Time to see what the kid’s got and if Brian Gutekunst and Matt LaFleur truly made one of the worst picks in modern NFL Draft history. If Love craps out as a starter, in this scenario Green Bay would have an extra 2024 first round pick from trading Aaron Rodgers to replace him too.

  1. Raiders: Mac Jones

Oh yeah, the whiny kid from Alabama. Forgot to write about him in the Tom Brady section! If New England does bring in an external option, Brady or someone else, then they should probably put Mac on the trade block with Bailey Zappe already on the depth chart as a younger and cheaper backup. Even if the Patriots’ offense was turned over from Josh McDaniels to an out-of-work defensive coordinator who fancies himself as a rocket scientist on the sidelines, that doesn’t fully excuse how poorly Mac played in 2022. He really struggles to convert splash plays and his efficiency – his calling card in college and as a rookie – plummeted too.
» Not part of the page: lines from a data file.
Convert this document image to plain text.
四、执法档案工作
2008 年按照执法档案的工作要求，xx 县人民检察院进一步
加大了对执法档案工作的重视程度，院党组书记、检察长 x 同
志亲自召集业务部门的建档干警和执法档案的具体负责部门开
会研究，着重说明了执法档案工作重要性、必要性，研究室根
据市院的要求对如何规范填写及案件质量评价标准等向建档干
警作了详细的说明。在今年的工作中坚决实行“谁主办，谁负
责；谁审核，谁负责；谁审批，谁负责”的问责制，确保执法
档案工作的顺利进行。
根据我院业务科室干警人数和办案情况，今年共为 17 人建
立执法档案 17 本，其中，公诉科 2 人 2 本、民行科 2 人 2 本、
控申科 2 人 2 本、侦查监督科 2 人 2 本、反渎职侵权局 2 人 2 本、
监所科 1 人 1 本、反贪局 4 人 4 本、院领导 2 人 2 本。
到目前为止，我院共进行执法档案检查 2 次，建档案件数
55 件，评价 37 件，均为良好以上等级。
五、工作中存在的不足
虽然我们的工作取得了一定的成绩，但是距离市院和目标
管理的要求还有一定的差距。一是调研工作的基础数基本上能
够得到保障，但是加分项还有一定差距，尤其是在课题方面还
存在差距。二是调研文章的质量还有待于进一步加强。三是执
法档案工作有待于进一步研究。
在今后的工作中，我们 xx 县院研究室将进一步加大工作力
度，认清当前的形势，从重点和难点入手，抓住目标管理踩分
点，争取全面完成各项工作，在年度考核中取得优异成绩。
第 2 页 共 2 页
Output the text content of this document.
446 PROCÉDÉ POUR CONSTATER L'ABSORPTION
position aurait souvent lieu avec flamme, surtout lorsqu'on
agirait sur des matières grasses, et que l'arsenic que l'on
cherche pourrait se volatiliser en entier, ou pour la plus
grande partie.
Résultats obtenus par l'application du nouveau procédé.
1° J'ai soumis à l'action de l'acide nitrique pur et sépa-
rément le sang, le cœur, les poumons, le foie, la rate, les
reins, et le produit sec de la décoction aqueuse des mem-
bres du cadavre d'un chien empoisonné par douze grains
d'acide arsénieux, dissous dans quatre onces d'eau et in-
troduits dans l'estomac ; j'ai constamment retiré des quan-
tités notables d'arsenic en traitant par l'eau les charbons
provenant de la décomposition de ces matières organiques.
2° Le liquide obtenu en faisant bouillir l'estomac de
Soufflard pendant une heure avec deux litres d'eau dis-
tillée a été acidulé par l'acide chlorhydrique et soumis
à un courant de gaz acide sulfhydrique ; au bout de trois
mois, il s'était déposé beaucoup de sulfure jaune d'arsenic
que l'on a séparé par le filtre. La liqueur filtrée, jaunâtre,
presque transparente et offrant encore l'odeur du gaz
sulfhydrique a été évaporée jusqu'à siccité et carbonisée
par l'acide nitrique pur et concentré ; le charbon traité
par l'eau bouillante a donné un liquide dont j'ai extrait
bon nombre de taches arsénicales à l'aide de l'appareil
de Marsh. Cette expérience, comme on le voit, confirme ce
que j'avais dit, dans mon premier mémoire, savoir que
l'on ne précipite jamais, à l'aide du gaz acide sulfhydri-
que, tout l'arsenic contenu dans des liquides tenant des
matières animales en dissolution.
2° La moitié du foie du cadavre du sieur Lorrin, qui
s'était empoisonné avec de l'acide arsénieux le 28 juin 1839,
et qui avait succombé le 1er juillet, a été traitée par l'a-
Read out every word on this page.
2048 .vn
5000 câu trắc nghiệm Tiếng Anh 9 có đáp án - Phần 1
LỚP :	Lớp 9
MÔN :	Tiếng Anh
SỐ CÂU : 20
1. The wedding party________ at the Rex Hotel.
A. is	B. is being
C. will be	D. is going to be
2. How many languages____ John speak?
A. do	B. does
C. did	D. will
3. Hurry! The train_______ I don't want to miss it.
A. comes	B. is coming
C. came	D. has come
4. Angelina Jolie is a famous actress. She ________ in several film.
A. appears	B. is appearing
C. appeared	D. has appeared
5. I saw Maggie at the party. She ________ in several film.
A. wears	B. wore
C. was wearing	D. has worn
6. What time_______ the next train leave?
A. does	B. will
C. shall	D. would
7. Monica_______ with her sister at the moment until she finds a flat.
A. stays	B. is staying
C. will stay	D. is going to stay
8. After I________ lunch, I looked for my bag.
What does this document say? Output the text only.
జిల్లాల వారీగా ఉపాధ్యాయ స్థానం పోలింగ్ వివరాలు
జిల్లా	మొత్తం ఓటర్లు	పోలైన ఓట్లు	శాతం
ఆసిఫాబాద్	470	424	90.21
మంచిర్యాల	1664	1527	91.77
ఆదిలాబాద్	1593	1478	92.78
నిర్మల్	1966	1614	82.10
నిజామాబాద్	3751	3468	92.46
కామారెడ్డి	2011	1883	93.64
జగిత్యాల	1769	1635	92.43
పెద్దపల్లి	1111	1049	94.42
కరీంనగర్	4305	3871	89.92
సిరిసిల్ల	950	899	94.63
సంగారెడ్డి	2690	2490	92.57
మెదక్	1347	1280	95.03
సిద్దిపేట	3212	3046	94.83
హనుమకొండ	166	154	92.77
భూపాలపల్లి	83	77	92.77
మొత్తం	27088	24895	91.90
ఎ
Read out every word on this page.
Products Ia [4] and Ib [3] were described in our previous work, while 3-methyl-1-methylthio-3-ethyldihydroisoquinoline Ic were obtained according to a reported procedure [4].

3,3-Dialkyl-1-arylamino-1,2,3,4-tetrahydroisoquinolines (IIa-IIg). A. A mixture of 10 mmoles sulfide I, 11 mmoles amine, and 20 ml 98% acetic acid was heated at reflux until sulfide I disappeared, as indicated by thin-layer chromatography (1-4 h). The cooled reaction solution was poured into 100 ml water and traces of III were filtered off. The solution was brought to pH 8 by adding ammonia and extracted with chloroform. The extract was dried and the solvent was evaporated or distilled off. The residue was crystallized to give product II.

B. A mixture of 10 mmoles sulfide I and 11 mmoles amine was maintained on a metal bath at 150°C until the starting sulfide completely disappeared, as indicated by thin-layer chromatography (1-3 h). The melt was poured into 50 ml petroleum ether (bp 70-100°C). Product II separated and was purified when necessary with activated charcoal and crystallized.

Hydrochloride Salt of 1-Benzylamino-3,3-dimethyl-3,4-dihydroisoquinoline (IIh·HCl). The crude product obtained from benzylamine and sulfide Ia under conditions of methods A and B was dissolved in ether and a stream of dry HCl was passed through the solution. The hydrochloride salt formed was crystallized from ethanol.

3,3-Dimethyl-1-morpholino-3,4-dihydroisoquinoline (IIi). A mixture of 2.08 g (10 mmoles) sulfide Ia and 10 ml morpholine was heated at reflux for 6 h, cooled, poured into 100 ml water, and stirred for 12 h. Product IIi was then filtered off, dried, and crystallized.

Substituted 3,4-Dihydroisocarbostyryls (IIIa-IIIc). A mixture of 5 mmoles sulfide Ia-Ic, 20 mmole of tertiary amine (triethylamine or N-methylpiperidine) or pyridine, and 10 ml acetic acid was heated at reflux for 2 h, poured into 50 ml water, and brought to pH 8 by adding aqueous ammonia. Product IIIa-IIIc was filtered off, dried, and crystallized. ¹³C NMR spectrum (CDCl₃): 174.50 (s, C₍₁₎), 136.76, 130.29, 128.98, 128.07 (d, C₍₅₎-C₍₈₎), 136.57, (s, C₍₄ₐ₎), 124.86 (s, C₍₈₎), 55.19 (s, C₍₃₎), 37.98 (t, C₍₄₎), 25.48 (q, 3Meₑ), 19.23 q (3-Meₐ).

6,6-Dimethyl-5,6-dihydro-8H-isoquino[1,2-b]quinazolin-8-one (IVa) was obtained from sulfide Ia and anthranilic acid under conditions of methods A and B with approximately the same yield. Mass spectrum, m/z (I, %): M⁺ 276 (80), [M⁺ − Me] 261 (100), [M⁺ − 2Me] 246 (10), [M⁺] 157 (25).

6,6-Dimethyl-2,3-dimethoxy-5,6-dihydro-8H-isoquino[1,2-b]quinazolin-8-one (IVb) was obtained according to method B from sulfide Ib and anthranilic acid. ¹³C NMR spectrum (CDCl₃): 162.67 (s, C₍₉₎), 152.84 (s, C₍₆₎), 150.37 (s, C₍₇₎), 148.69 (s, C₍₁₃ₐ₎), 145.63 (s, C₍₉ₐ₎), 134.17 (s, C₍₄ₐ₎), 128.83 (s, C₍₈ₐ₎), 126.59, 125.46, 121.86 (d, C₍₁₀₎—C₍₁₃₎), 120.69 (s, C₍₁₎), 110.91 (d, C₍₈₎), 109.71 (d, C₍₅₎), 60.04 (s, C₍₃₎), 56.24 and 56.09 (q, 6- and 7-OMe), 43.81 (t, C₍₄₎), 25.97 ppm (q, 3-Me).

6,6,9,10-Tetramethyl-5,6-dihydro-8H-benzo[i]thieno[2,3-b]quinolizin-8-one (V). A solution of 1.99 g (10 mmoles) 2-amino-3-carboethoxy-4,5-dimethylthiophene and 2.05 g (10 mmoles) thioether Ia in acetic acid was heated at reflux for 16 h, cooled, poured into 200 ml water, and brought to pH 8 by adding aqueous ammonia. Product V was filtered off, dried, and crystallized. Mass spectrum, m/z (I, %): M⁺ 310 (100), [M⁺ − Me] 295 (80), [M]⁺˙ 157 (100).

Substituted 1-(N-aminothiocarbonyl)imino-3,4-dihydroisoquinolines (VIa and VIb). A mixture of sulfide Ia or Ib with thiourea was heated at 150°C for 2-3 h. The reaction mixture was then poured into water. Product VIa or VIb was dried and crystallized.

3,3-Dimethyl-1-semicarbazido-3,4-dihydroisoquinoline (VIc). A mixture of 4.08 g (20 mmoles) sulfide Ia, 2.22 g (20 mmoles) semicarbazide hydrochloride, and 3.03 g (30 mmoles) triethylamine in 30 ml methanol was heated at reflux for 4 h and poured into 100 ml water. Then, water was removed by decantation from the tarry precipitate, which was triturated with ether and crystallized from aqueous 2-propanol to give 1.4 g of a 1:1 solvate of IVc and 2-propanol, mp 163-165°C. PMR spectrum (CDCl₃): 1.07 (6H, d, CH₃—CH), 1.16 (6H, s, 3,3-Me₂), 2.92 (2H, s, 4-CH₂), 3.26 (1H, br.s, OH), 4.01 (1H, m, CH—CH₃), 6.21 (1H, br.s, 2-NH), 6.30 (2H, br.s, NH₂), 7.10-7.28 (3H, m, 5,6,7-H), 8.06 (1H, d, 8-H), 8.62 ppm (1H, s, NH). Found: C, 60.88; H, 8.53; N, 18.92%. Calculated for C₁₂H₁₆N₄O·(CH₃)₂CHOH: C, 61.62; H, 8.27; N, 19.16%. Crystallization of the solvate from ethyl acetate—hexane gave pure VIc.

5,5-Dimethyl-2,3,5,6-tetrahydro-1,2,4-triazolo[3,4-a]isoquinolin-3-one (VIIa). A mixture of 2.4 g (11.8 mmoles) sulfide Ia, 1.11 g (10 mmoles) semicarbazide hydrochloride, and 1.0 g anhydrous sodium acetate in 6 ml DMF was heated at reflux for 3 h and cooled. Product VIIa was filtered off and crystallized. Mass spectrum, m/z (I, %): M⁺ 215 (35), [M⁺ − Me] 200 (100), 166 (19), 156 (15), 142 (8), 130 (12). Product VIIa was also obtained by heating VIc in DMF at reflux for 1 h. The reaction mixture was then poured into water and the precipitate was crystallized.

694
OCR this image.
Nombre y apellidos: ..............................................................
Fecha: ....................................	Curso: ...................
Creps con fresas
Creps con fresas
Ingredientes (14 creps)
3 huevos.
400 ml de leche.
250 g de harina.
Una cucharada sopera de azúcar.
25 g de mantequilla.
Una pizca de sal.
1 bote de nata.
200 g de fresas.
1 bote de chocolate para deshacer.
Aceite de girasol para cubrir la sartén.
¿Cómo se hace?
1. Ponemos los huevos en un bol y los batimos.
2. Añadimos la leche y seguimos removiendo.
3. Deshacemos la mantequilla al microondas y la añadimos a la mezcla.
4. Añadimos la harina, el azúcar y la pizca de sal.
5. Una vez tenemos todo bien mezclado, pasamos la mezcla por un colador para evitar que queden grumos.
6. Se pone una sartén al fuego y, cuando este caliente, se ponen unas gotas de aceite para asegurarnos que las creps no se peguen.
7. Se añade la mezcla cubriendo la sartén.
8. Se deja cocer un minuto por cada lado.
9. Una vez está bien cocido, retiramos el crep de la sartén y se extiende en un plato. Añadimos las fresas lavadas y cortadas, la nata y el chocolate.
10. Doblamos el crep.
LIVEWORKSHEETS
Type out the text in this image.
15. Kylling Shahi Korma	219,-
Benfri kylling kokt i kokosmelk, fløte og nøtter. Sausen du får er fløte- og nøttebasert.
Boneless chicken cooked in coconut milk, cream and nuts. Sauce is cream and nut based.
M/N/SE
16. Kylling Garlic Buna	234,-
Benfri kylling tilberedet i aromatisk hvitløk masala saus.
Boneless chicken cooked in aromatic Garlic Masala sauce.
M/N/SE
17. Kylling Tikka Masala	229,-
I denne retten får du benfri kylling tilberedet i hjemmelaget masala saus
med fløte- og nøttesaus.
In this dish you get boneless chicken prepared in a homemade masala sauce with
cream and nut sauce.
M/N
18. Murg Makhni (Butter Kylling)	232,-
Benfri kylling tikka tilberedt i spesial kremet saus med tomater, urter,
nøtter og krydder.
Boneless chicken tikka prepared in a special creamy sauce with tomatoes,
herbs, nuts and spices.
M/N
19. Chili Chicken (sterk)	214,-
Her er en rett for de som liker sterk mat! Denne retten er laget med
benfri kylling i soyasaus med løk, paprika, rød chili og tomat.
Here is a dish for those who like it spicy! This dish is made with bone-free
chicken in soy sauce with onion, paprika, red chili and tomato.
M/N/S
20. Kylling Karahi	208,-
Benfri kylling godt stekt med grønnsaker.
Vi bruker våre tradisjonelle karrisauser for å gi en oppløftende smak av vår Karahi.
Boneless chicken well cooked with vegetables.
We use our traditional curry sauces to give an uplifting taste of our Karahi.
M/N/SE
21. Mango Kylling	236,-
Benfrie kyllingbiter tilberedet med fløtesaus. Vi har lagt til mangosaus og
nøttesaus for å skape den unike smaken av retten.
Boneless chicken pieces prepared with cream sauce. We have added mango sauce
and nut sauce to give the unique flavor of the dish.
He finished with a negatively rated EPA/play: 26th in the league and barely ahead of Taylor Heinicke. The truth of the matter though is that Mac’s play will probably settle somewhere closer to how it looked for him as a rookie, and a reunion with McDaniels would certainly help bring that back out in him. The Patriots historically aren’t greedy in asking prices for guys that they quit on; Mac might only cost a Round 3 pick.

  1. Titans: Malik Willis/Gardner Minshew 

There’s no sugarcoating the concern over Malik Willis losing out starts to Josh Dobbs after the Titans signed him off the street. He’s not even close to functioning as an NFL quarterback. All hope isn’t lost for Willis; it can take some time. Jalen Hurts is emerging into an all-time developmental success story, but he is the same guy who was once benched for Nate Sudfeld as a rookie. I loop in Hurts intentionally here too because the Eagles have charted the course for a quick yet thorough rebuild that the Titans should attempt to emulate. Minshew isn’t special but he could stabilize the Titans’ QB room as they approach the hard reset ahead.